No, non credo, ti spiego: se chi legge cio' che scrivi non conoscesse nulla di biciclette, gli sembrerebbe che ci sono telaisti che fanno le bici quadrate, altre triangolari, altri che fanno le bici rotonde, altri ancora che fanno telai con solo due tubi saldati assieme dalla poesia di Baudelaire, ecc... in realta' cosi' non e'.

Le bici seguono alcune regole molto semplici e se sovrapponi tutti i telai del mondo troverai sempre differenze minime, differenze che fanno si' che una bici si adatti piu' ad uno scopo che ad un altro, piuttosto che a un fisico che a un altro. Ma non c'e' alcun segreto, lo sanno tutti, intendo tutti i telaisti, belli e buoni oppure brutti e cattivi.
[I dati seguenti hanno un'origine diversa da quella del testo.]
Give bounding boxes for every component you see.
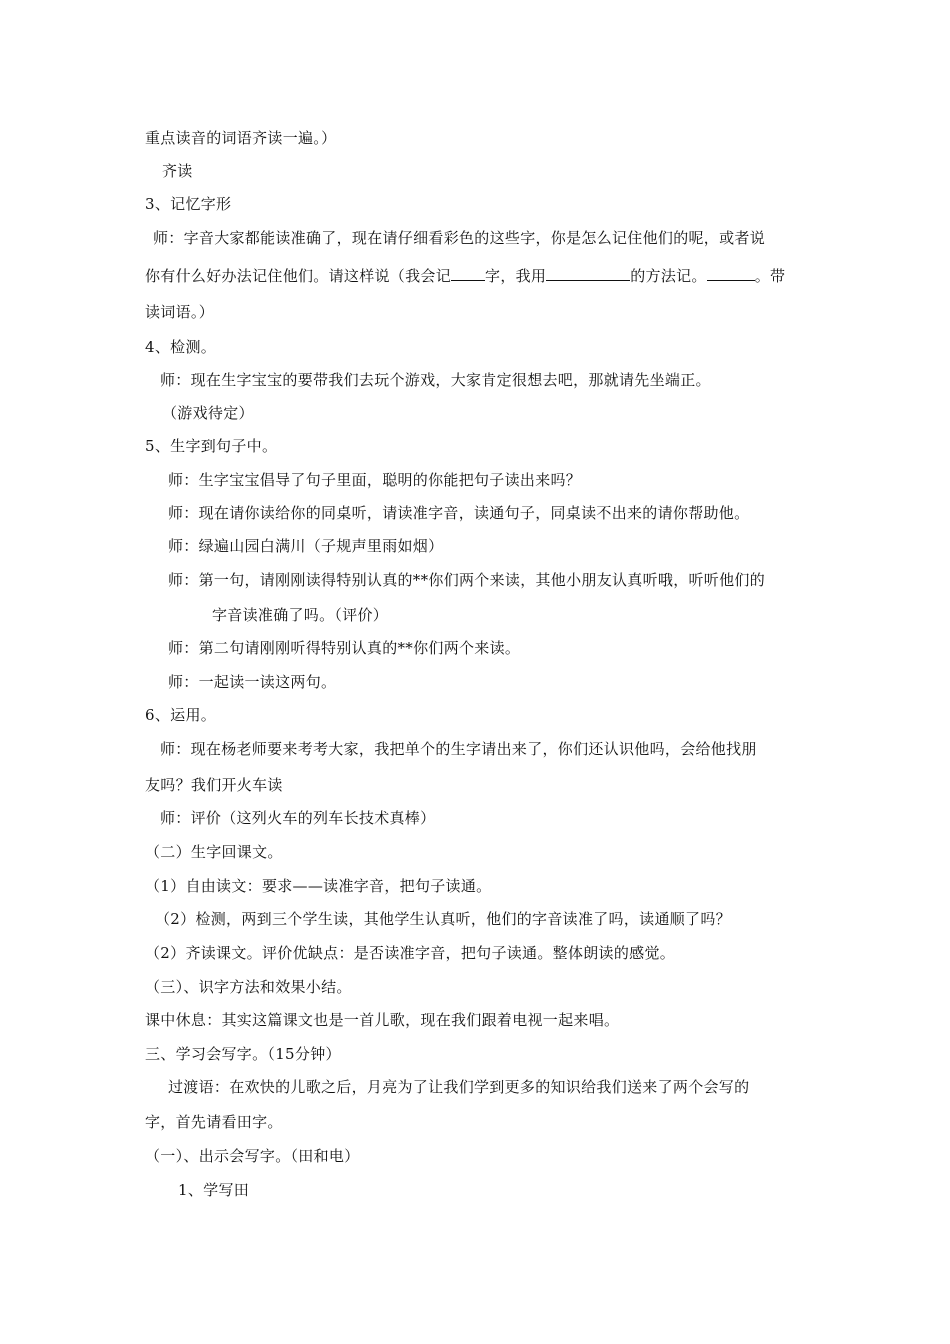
text-line: 师：一起读一读这两句。 xyxy=(168,673,337,691)
text-line: 师：现在杨老师要来考考大家，我把单个的生字请出来了，你们还认识他吗，会给他找朋 xyxy=(160,740,757,758)
text-line: （游戏待定） xyxy=(162,404,254,422)
text-line: 师：现在请你读给你的同桌听，请读准字音，读通句子，同桌读不出来的请你帮助他。 xyxy=(168,504,750,522)
text-line-with-blanks xyxy=(145,266,785,286)
text-line: 师：现在生字宝宝的要带我们去玩个游戏，大家肯定很想去吧，那就请先坐端正。 xyxy=(160,371,711,389)
text-line: 课中休息：其实这篇课文也是一首儿歌，现在我们跟着电视一起来唱。 xyxy=(145,1011,620,1029)
section-heading: （三）、识字方法和效果小结。 xyxy=(145,978,352,996)
section-heading: （二）生字回课文。 xyxy=(145,843,283,861)
text-line: 齐读 xyxy=(162,162,193,180)
text-line: （1）自由读文：要求——读准字音，把句子读通。 xyxy=(145,877,492,895)
text-segment: 你有什么好办法记住他们。请这样说（我会记 xyxy=(145,267,452,285)
text-line: 师：生字宝宝倡导了句子里面，聪明的你能把句子读出来吗？ xyxy=(168,471,582,489)
text-line: 师：第一句，请刚刚读得特别认真的**你们两个来读，其他小朋友认真听哦，听听他们的 xyxy=(168,571,766,589)
section-heading: 3、记忆字形 xyxy=(145,195,232,213)
section-heading: 5、生字到句子中。 xyxy=(145,437,278,455)
text-line: 师：字音大家都能读准确了，现在请仔细看彩色的这些字，你是怎么记住他们的呢，或者说 xyxy=(153,229,766,247)
section-heading: 4、检测。 xyxy=(145,338,217,356)
text-segment: 。带 xyxy=(754,267,786,285)
text-segment: 字，我用 xyxy=(485,267,547,285)
text-line: 师：评价（这列火车的列车长技术真棒） xyxy=(160,809,436,827)
text-line: 过渡语：在欢快的儿歌之后，月亮为了让我们学到更多的知识给我们送来了两个会写的 xyxy=(168,1078,750,1096)
text-line: （2）齐读课文。评价优缺点：是否读准字音，把句子读通。整体朗读的感觉。 xyxy=(145,944,676,962)
text-line: 友吗？我们开火车读 xyxy=(145,776,283,794)
text-line: 字，首先请看田字。 xyxy=(145,1113,283,1131)
text-line: 重点读音的词语齐读一遍。） xyxy=(145,129,337,147)
fill-blank xyxy=(451,266,485,281)
text-line: 读词语。） xyxy=(145,303,215,321)
text-segment: 的方法记。 xyxy=(630,267,707,285)
text-line: 师：第二句请刚刚听得特别认真的**你们两个来读。 xyxy=(168,639,521,657)
section-heading: 6、运用。 xyxy=(145,706,217,724)
text-line: 师：绿遍山园白满川（子规声里雨如烟） xyxy=(168,537,444,555)
section-heading: 三、学习会写字。（15分钟） xyxy=(145,1045,341,1063)
fill-blank xyxy=(707,266,755,281)
text-line: （2）检测，两到三个学生读，其他学生认真听，他们的字音读准了吗，读通顺了吗？ xyxy=(155,910,731,928)
section-heading: （一）、出示会写字。（田和电） xyxy=(145,1147,360,1165)
fill-blank xyxy=(546,266,630,281)
text-line: 字音读准确了吗。（评价） xyxy=(212,606,389,624)
text-line: 1、学写田 xyxy=(178,1181,250,1199)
Quello che fa la differenza tra gli uni e gli altri e' la manifattura, la capacita' di realizzare un prodotto unico sotto il profilo della qualita' del montaggio, della saldatura e della veniciatura.

Si riconoscono lontano un miglio i telai fatti bene da quelli fatti male, sulla base di questi criteri.

Tutto il resto, secondo me, e' mito, e' capacita' commerciale di chi si propone, e' storia.